Victoria closed her eyes briefly. Somewhere on the other side of the island lay the murderous patch of foaming sea.

“Then that must be the ship we’re headin’ to. Looks too damned small from up here.”

She opened them at Sam’s words and craned her neck to see a large military ship set slightly apart from the flotilla of boats of every description, which hugged the invisible boundary line of Taino’s national waters.

They began to descend, closing in on the ship rapidly, and Victoria could see several other military ships flying other flags, as well as yachts, sailboats, fishing boats—

Moments later they came to a rocking stop on the
Eutaw Springs’s
helipad. They had barely stepped out of the chopper before being hustled on a winding journey through a maze of narrow gray corridors and shallow doorways and down two sets of steep, compact iron stairs. They eventually reached a reasonably large conference room filled with banks of computers and flat-screen monitors, and a lot of busy, silent people. No one looked up when they walked in.

Another surprisingly strong wave of emotion swept over Victoria as the memory of her last trip to the operations center of
Atlantis
crashed into the front of her mind. That had been just over forty-eight hours ago. Since then, everyone who had been there with her had died. And she’d been branded a traitor by Dennis and, less directly, by Tom Taylor and Lucy Denton.

Damn them all
.

She clenched her fists and started a slow count. By the time she reached five, she had unclenched her hands. By the time she reached twelve, Victoria felt calm. She looked up to see Sam watching her with a concerned look on his face.
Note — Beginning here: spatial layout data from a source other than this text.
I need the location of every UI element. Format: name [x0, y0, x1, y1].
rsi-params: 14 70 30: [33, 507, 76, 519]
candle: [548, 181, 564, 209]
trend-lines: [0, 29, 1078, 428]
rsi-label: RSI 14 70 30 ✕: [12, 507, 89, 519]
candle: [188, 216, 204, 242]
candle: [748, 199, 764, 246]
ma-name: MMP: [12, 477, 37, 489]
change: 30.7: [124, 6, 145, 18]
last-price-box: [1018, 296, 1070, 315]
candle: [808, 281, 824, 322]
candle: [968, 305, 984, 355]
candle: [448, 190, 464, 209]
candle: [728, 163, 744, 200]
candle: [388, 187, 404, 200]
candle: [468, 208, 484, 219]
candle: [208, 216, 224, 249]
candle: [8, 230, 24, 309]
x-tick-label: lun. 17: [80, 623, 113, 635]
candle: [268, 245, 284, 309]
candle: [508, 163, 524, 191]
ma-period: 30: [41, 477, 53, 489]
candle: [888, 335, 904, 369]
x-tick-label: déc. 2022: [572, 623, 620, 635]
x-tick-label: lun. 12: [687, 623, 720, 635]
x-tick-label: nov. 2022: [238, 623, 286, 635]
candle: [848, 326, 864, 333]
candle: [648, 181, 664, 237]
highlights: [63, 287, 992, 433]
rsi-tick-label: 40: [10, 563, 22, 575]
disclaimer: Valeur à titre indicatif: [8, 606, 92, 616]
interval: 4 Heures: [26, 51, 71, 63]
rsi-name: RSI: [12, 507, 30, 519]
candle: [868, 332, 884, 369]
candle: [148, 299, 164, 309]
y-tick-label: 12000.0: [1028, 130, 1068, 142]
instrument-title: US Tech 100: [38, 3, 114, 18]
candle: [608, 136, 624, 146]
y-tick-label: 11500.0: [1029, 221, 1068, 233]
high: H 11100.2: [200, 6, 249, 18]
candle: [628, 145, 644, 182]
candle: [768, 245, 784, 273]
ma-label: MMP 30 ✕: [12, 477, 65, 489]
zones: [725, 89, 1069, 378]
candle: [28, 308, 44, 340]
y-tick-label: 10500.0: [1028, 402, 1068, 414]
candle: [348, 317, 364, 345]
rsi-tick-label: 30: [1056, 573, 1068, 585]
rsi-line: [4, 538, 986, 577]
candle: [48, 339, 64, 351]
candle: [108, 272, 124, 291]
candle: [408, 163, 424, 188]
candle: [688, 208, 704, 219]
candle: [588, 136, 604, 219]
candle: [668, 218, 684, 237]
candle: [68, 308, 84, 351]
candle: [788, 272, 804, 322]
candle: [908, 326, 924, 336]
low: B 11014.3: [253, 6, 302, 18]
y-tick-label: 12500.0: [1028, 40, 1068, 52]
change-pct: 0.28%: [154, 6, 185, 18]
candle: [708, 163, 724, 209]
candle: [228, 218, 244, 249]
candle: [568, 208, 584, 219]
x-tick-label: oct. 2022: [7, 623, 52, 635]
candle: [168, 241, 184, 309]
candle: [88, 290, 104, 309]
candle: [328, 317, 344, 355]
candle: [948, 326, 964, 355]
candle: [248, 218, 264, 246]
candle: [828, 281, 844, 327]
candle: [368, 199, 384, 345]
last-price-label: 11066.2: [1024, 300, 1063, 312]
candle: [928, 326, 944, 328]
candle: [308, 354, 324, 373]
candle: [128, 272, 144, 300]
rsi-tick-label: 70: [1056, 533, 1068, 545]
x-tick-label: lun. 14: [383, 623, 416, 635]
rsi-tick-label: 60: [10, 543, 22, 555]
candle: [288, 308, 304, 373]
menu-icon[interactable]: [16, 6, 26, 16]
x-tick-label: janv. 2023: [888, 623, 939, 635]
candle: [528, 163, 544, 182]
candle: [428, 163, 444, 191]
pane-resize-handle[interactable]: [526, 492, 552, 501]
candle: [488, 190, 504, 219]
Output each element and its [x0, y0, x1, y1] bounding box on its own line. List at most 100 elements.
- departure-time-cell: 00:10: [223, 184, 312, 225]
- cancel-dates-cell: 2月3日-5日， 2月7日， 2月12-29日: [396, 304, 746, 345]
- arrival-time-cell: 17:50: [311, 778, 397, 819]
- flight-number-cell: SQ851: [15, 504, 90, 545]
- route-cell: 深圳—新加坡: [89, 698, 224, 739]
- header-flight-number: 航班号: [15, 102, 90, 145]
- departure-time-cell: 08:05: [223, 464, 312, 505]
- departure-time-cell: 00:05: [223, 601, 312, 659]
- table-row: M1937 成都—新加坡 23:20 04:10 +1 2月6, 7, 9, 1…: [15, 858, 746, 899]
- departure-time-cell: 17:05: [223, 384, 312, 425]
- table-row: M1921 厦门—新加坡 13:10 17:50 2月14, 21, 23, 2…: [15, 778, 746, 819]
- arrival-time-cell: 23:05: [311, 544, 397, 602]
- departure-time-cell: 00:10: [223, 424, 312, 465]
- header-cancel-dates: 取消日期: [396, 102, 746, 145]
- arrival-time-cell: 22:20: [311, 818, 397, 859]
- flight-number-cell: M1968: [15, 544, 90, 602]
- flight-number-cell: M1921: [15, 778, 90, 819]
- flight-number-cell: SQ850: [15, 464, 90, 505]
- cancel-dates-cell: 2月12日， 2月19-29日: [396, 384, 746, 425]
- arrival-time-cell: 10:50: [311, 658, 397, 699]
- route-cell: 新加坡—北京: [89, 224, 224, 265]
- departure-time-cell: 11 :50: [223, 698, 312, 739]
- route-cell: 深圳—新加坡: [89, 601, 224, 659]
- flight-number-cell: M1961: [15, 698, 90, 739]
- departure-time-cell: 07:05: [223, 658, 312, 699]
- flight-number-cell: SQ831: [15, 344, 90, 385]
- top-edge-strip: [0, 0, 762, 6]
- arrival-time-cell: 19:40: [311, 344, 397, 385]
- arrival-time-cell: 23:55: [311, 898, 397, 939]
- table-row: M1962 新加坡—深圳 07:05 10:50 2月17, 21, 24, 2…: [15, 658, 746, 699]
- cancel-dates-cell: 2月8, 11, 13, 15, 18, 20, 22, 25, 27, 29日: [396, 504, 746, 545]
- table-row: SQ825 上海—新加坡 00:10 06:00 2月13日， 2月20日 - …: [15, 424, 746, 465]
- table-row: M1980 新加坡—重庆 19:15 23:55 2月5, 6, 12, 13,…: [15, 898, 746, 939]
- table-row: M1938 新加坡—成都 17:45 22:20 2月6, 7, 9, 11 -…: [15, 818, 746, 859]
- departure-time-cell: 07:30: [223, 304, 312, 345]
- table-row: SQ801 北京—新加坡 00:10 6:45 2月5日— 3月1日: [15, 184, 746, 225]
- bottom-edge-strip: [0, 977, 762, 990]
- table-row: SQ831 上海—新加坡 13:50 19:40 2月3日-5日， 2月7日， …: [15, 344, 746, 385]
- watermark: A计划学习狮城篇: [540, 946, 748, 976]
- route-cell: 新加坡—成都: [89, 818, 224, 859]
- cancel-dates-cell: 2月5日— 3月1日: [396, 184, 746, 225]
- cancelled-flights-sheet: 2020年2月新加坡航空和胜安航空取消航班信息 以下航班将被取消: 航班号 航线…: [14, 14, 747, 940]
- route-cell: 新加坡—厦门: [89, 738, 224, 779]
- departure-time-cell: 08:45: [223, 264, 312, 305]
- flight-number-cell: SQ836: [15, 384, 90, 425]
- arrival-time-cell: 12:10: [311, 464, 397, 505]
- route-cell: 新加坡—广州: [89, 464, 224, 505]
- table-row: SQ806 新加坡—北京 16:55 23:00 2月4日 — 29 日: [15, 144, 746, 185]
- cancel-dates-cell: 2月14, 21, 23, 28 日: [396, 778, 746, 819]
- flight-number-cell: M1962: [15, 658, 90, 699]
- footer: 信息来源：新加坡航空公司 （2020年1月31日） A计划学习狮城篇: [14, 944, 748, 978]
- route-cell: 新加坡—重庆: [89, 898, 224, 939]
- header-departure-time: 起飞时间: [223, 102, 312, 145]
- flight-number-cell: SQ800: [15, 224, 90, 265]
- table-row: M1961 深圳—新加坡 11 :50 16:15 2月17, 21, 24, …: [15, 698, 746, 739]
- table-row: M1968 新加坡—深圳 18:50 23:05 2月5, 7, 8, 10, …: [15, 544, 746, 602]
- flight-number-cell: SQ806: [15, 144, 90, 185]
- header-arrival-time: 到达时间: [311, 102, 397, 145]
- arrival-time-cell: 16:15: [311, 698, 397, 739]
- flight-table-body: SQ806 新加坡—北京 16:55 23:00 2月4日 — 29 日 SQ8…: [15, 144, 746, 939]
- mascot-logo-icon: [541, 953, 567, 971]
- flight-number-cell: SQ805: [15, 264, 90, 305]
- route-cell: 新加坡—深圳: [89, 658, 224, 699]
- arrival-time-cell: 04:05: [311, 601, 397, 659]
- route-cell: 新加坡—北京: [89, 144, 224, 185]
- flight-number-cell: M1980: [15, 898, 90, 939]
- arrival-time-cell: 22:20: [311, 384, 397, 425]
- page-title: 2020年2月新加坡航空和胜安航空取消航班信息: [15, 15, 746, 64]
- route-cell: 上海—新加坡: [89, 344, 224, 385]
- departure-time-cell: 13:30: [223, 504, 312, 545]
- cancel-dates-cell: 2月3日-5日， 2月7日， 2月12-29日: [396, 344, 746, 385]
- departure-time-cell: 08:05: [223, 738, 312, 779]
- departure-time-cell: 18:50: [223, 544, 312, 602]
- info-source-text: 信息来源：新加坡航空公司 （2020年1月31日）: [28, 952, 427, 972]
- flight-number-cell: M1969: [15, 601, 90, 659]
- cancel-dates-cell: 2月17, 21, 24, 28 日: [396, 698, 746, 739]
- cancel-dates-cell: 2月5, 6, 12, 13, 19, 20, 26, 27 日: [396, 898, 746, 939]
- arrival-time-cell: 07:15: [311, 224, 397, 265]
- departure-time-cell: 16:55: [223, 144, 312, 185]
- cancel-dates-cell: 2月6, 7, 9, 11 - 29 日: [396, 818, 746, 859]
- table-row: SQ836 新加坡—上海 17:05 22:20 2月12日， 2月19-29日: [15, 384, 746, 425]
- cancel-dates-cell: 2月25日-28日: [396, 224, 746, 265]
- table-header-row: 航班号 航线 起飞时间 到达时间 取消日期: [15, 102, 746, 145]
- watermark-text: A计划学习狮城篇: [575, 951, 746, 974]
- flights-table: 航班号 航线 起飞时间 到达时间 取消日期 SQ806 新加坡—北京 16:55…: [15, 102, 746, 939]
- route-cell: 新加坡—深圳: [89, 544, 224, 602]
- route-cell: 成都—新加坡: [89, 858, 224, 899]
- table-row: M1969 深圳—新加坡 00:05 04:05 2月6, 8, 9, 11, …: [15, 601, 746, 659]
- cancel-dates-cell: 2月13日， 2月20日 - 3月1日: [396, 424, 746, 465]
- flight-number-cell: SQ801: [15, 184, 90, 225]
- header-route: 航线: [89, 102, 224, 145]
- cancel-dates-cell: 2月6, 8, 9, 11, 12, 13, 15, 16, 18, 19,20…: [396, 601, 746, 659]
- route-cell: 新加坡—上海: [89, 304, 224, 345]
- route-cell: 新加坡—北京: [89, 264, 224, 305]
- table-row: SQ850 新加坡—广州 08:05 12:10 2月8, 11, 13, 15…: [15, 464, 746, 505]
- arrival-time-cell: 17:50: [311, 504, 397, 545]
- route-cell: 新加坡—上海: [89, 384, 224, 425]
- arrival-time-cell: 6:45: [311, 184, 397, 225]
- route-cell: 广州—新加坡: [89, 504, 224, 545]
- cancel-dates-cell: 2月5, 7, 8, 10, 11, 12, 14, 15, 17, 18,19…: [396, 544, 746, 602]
“How’s your stomach?” she asked quickly.

“Better than expected. You okay?”

“I’m fine,” she whispered with a smile and looked away.

The commander of the ship, a tight-jawed, white-haired man who obviously hadn’t taken any shit from anyone in a very long time, stood up from his place at the center table. The civilians’ escorts snapped to attention and saluted him. He nodded in acknowledgment and they relaxed.

“Ms. Clark, Dr. Briscoe, Dr. Collins, welcome aboard the USS
Eutaw Springs
. I’m Commander Duffy,” he said, shaking their hands.

He invited them to sit down and immediately turned to Sam. “Dr. Briscoe, I understand you’re the one who came up with this plan.”

“Yes, sir, I am.”

“Is it going to work?”

Sam nodded. “The last time I checked the data, everything was behaving just as we modeled it, sir. The temperature, the currents. We’ve triple-checked the crustal structure using the most recent images that we have access to, and Marty here was studying reports of drilled cores for a good part of the night. I believe it will work, sir. I believe it will.”

The commander nodded. “Good. The payloads are being installed on the torpedoes and the missiles. I’ll get the current water and air data for you so that you can make sure all the conditions are still within acceptable parameters.” He turned away to speak to a uniformed woman.

Moments later, the woman came forward and turned on the monitors on the table in front of them. She briefly explained the layers of windows that appeared, each of which displayed different data that updated itself in real time. Sam and Marty both went a little slack-jawed with admiration as they flicked through the screens.

Victoria looked around the room, too tense to be bored, but knowing she was just extra weight until the operation was over and they could safely gain access to Taino. In a brief, private conversation, Lucy had made it clear to Victoria that she was only there to be the liaison with Taino, should one be needed—in other words, if there was anyone left alive on the island to give orders to. Whether anyone was alive or not, Victoria was to be the one to let the fox into the henhouse, the one who would let the American military in to see and steal pretty much whatever they wanted from Dennis’s files and those of the Climate Research Institute. Apparently what she’d already given them wasn’t nearly enough. They wanted everything. And she had to help them.